How This Skill Works
An MCP server implements the three primitives (Tools, Resources, Prompts) and communicates with the host using JSON-RPC 2.0 over the chosen transport. The host performs Initialize, Initialized, and then calls tools, reads resources, or renders prompts, while the server manages lifecycle and error propagation.
When to Use It
- Packaging a local CLI tool as an MCP server using stdio transport for zero-network configuration.
- Deploying an MCP server as a remote web service via streamable HTTP for SaaS integrations.
- Registering a Tool with a clear name, description, and a JSON Schema for inputs.
- Using MCP environment variables and config injection to configure deployments and runtimes.
- Publishing or discovering MCP servers through registries like the official MCP registry or Smithery for cross-host compatibility.
Quick Start
- Step 1: Decide transport — stdio for local development or streamable HTTP for remote deployment.
- Step 2: Implement MCP primitives by registering Tools, Resources, and Prompts with clear input schemas and descriptions.
- Step 3: Run the MCP server, perform Initialize with host capabilities, then test with a host or registry (e.g., via mcp inspector or a sample client).
Best Practices
- Keep stdout clean: only valid JSON-RPC messages on stdout; use stderr for logging.
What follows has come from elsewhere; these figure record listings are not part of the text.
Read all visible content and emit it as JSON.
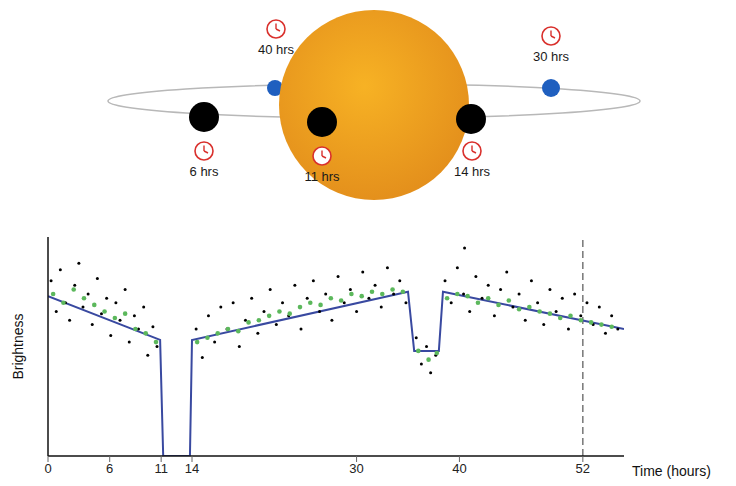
{
  "diagram": {
    "star_color": "#f7b224",
    "orbit": true,
    "positions": [
      {
        "label": "6 hrs",
        "planet_color": "#000000"
      },
      {
        "label": "11 hrs",
        "planet_color": "#000000"
      },
      {
        "label": "14 hrs",
        "planet_color": "#000000"
      },
      {
        "label": "30 hrs",
        "planet_color": "#1f5fbf"
      },
      {
        "label": "40 hrs",
        "planet_color": "#1f5fbf"
      }
    ]
  },
  "chart_data": {
    "type": "line",
    "x_label": "Time (hours)",
    "y_label": "Brightness",
    "xlim": [
      0,
      56
    ],
    "xticks": [
      0,
      6,
      11,
      14,
      30,
      40,
      52
    ],
    "ylim": [
      0,
      100
    ],
    "tick_labels": "x",
    "grid": false,
    "annotations": [
      {
        "x": 52,
        "line_style": "dashed"
      }
    ],
    "series": [
      {
        "type": "scatter",
        "color": "#000000",
        "marker": "circle",
        "x": [
          0.3,
          0.8,
          1.2,
          1.7,
          2.1,
          2.6,
          3.0,
          3.4,
          3.9,
          4.3,
          4.8,
          5.2,
          5.7,
          6.1,
          6.6,
          7.0,
          7.5,
          7.9,
          8.4,
          8.8,
          9.3,
          9.7,
          10.2,
          10.6,
          14.4,
          15.0,
          15.6,
          16.2,
          16.8,
          17.4,
          18.0,
          18.6,
          19.2,
          19.8,
          20.4,
          21.0,
          21.6,
          22.2,
          22.8,
          23.4,
          24.0,
          24.6,
          25.2,
          25.8,
          26.4,
          27.0,
          27.6,
          28.2,
          28.8,
          29.4,
          30.0,
          30.6,
          31.2,
          31.8,
          32.4,
          33.0,
          33.6,
          34.2,
          34.8,
          35.8,
          36.3,
          36.8,
          37.2,
          37.7,
          38.6,
          39.2,
          39.8,
          40.4,
          40.5,
          41.0,
          41.6,
          42.2,
          42.8,
          43.4,
          44.0,
          44.6,
          45.2,
          45.8,
          46.4,
          47.0,
          47.6,
          48.2,
          48.8,
          49.4,
          50.0,
          50.6,
          51.2,
          51.8,
          52.4,
          53.0,
          53.6,
          54.2,
          54.8,
          55.4
        ],
        "values": [
          80,
          66,
          85,
          70,
          62,
          78,
          88,
          68,
          74,
          60,
          81,
          65,
          72,
          55,
          70,
          62,
          76,
          52,
          64,
          58,
          68,
          46,
          59,
          50,
          58,
          45,
          64,
          52,
          68,
          58,
          70,
          50,
          62,
          72,
          56,
          66,
          76,
          60,
          70,
          64,
          78,
          58,
          72,
          80,
          66,
          74,
          62,
          82,
          70,
          76,
          66,
          84,
          72,
          78,
          68,
          86,
          74,
          80,
          70,
          54,
          42,
          50,
          38,
          46,
          80,
          70,
          86,
          74,
          95,
          66,
          82,
          72,
          78,
          64,
          76,
          84,
          68,
          74,
          62,
          80,
          70,
          60,
          76,
          66,
          72,
          58,
          74,
          64,
          70,
          60,
          68,
          56,
          64,
          58
        ]
      },
      {
        "type": "scatter",
        "color": "#5cb85c",
        "marker": "circle",
        "x": [
          0.5,
          1.5,
          2.5,
          3.5,
          4.5,
          5.5,
          6.5,
          7.5,
          8.5,
          9.5,
          10.5,
          14.5,
          15.5,
          16.5,
          17.5,
          18.5,
          19.5,
          20.5,
          21.5,
          22.5,
          23.5,
          24.5,
          25.5,
          26.5,
          27.5,
          28.5,
          29.5,
          30.5,
          31.5,
          32.5,
          33.5,
          34.5,
          36.0,
          37.0,
          37.8,
          38.8,
          39.8,
          40.8,
          41.8,
          42.8,
          43.8,
          44.8,
          45.8,
          46.8,
          47.8,
          48.8,
          49.8,
          50.8,
          51.8,
          52.8,
          53.8,
          54.8
        ],
        "values": [
          74,
          70,
          76,
          72,
          69,
          66,
          63,
          65,
          58,
          56,
          52,
          52,
          54,
          56,
          58,
          57,
          61,
          62,
          64,
          66,
          65,
          68,
          70,
          69,
          72,
          71,
          74,
          73,
          75,
          74,
          76,
          75,
          48,
          44,
          47,
          72,
          74,
          73,
          70,
          72,
          69,
          71,
          67,
          68,
          66,
          65,
          63,
          64,
          62,
          61,
          60,
          59
        ]
      },
      {
        "type": "line",
        "color": "#3949a0",
        "line_style": "solid",
        "x": [
          0,
          10.9,
          11.2,
          13.8,
          14.0,
          35.0,
          35.6,
          38.0,
          38.4,
          56
        ],
        "values": [
          73,
          53,
          0,
          0,
          53,
          75,
          48,
          48,
          75,
          58
        ]
      }
    ]
  }
}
- Emit exactly one JSON-RPC message per line to align with the MCP protocol.
- Document Tools with descriptive names, purpose, and a well-defined input schema.
- Choose transport based on deployment: stdio for local hosts, HTTP with authentication for remote services.
- Test the full lifecycle (initialize, initialized, operation, shutdown) and leverage tooling like mcp inspector for debugging.
Example Use Cases
- An MCP server exposing a search_issues tool to query GitHub issues by a query string.
- A local config reader exposing a file://config.yaml resource for runtime configuration.
- A reusable summarize-code prompt template registered as a Prompt for code reviews.
- A remote MCP service deployed with streamable HTTP for multi-tenant SaaS workflows.
- Using the official registry or Smithery to publish and inspect MCP servers with mcp inspector.